I know that client-preset is intentionally limiting the options, so I am not directly publishing PRs, but sharing use cases. I am currently resolving this by outputting the typescript plugin results as a separate file, but I feel that this creates duplication in a subtle way.
having queries return values that are
string | null | undefinedis very annoying. this could previously be solved withmaybeValue: T. now i have to dovalue?: string | nulleverywhere or coalesce null values everywhere
Very much agreed. What do you mean by previously? Is there an old way to configure that I can revert back to, in order to leverage maybeValue: T, but keep the rest of the config we get with client-preset?
+1 to enumAsConst.
+1 for enumValues.
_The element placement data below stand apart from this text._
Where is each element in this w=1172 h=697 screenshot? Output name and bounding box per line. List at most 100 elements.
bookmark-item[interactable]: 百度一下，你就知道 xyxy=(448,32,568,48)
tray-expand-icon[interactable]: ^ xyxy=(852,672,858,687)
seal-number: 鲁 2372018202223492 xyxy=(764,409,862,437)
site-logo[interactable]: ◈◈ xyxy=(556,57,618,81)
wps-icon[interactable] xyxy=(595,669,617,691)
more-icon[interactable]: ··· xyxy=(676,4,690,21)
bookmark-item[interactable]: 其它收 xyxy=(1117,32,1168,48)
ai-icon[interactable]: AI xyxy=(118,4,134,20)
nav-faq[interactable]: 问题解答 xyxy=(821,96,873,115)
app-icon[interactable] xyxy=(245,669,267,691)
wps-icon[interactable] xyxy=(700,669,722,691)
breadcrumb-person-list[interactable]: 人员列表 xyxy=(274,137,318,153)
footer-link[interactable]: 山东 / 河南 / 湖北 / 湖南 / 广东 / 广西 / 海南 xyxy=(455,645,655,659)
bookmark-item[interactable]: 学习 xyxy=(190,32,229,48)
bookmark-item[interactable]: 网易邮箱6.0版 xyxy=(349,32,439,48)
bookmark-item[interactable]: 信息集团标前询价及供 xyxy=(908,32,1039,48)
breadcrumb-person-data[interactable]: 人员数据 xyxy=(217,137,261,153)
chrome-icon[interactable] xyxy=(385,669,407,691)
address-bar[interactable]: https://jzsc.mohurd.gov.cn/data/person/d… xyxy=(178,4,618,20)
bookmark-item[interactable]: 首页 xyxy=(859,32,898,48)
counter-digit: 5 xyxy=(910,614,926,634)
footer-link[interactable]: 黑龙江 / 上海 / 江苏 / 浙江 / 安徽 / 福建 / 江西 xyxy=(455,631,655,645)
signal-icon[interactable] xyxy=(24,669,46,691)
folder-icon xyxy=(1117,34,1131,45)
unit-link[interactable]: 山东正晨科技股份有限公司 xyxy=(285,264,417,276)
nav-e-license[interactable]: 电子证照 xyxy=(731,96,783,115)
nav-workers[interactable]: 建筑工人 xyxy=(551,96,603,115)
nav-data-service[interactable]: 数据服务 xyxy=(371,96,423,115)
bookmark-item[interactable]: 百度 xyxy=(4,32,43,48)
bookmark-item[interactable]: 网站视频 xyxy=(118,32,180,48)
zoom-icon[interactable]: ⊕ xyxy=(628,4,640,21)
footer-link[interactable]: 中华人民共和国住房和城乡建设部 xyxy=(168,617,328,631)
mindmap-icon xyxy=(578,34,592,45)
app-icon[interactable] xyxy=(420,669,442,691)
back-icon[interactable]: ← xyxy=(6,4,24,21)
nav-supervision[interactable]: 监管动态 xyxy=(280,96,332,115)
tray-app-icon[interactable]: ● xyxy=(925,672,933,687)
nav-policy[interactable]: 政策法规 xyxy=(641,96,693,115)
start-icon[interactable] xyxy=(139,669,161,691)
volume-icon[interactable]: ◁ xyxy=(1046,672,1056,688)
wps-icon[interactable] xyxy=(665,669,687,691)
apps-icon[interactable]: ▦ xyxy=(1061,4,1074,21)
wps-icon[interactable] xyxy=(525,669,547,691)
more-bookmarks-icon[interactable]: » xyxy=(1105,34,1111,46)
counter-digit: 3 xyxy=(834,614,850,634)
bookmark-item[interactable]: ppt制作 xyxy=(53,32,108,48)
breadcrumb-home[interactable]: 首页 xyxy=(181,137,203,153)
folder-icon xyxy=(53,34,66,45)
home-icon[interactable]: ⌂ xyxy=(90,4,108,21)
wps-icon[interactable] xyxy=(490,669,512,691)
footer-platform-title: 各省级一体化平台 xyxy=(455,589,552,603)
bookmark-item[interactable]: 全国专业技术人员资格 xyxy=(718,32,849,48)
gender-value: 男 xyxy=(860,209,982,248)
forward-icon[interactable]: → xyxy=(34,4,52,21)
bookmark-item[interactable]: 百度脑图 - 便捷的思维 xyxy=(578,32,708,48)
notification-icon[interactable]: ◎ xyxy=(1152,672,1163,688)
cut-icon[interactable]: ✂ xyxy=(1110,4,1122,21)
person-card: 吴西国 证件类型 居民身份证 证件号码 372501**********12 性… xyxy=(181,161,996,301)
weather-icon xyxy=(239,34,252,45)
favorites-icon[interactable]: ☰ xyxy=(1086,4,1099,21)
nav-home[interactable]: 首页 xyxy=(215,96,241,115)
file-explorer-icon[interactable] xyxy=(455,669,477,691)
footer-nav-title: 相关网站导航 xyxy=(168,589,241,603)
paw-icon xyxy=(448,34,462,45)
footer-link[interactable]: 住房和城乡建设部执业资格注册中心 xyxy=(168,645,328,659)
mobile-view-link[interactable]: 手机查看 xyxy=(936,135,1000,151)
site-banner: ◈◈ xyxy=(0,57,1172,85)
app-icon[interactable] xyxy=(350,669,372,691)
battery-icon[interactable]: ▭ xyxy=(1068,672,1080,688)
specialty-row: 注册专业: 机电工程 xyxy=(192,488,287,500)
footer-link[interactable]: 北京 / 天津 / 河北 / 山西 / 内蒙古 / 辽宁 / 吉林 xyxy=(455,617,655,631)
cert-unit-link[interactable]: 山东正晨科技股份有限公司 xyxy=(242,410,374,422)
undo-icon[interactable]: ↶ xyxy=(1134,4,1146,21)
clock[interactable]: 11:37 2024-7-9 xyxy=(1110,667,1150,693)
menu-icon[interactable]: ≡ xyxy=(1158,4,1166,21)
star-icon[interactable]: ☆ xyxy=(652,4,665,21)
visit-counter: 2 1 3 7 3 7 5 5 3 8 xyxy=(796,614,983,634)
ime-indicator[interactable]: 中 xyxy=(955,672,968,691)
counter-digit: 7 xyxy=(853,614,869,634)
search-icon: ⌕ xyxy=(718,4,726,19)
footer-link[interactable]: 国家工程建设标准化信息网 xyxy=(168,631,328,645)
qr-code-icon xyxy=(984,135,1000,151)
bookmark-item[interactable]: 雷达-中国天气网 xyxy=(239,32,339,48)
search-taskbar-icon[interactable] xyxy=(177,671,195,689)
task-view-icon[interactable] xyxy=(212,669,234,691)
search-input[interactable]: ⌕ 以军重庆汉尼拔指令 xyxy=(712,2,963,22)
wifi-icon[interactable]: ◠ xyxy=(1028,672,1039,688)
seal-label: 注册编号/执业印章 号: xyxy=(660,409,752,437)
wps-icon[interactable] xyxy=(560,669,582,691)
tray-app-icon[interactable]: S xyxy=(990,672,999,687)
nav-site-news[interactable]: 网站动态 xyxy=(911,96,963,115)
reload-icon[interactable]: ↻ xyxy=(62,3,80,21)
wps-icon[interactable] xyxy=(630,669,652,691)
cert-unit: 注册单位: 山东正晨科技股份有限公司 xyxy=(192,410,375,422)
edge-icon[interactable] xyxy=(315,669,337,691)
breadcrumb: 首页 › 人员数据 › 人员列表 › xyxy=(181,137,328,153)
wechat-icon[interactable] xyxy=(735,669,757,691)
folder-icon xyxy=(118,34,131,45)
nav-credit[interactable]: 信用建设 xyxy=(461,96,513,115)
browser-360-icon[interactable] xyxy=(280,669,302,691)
I'm using TS string enums in my codebase and they don't match the enums generated by the client-preset without this option.
enum EnumFromCodegen {
Dog = "dog",
Cat = "cat"
}
enum EnumFromCodebase {
Dog = "dog",
Cat = "cat"
}
function foo(pet: EnumFromCodebase) {
return pet;
}
foo(EnumFromCodegen.Dog);
// ^ Argument of type 'EnumFromCodegen.Dog' is not assignable to parameter of type 'EnumFromCodebase'.
I'm not understanding why enumsAsConst isn't allowed in this preset.
EDIT: I think I'm going to (gross) use patch-package to allow enumsAsConst. It just works, and fixes all my enum related challenges
The skipDocumentsValidation flag is handled at the core level of codegen, not at the plugin level, so it should work with all plugins and presets.
I don't think this is true, and I was also unable to use that setting.
I've opened #9653, which adds a line of code that allows that option to be passed upstream to where it needs to go.